US 11,756,076 B2
Systems and methods for providing sponsored recommendations
Kaushiki Nag, Sunnyvale, CA (US); Kannan Achan, Saratoga, CA (US); and Lalitesh Morishetti, Sunnyvale, CA (US)
Assigned to Walmart Apollo, LLC, Bentonville, AR (US)
Filed by Walmart Apollo, LLC, Bentonville, AR (US)
Filed on Feb. 26, 2021, as Appl. No. 17/187,507.
Prior Publication US 2022/0277345 A1, Sep. 1, 2022
Int. Cl. G06Q 30/0251 (2023.01); G06N 5/04 (2023.01); G06N 20/00 (2019.01)

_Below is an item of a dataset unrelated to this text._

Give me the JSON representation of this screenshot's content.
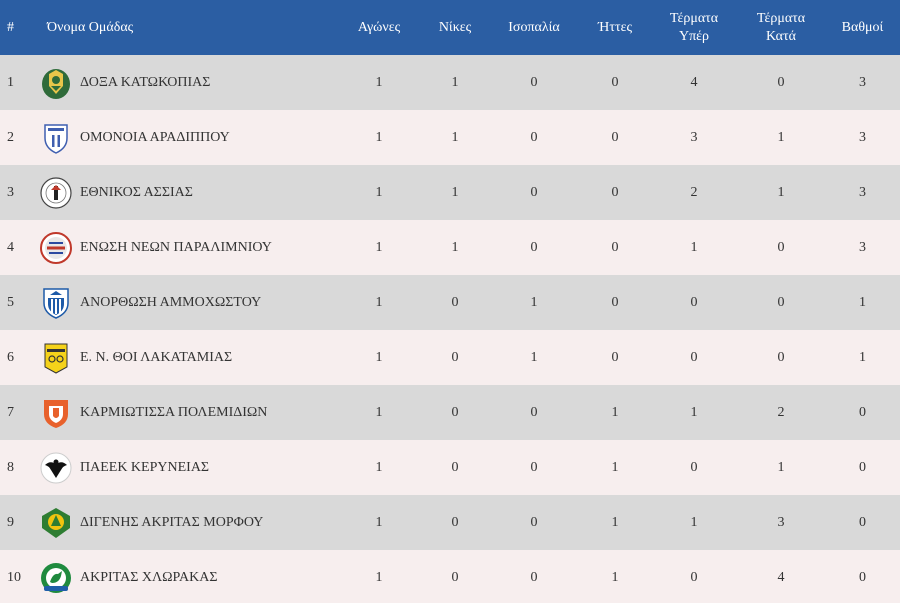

CPC G06Q 30/0254 (2013.01) [G06N 5/04 (2013.01); G06N 20/00 (2019.01)] 20 Claims
OG exemplary drawing
 
1. A system comprising:
a computing device configured to:
obtain user data associated with a user from a database;
obtain a plurality of items based on the user data, the plurality of items including a plurality of relevant items and a plurality of promotional items, wherein each of the relevant items includes an associated relevancy score;
determine a page limit and a number of positions within a page including a number of carousels or panes, for a user interface;
obtain session data for a current session associated with the user;
generate a set of tensors representative of each of the plurality of items, the user data, the session data, and the associated relevancy score for each of the relevant items;
a implement a Deep Q-network configured to receive a first subset of the set of tensors, wherein the Deep Q-network is configured to generate one or more combinations of the plurality of items by injecting the plurality of promotional items at different positions amongst the plurality of relevant items, according to the page limit and the number of positions, wherein the Deep Q-network is configured to maximize a profit function that assigns an expected profit margin for each item at a position in the user interface and a contribution profit for each item, wherein the Deep Q-network is configured to maintain relevancy of each of the one or more combinations of the plurality of items, and wherein each of the one or more combinations of the plurality of items comprises a subset of the plurality of items;
select a selected set of items from the one of the one or more combinations of the plurality of items, wherein the selected set of items is selected by a position model configured to receive a second subset of the set of tensors and an output of the Deep Q-network;
present, via the user interface displayed on a display, the selected set of items to the user; and
refine a machine learning model based on the selected set of items wherein the machine learning model is refined using an experience relay to reduce correlations and a mean square error loss function, wherein the machine learning module is configured to generate the plurality of relevant items and the plurality of promotional items.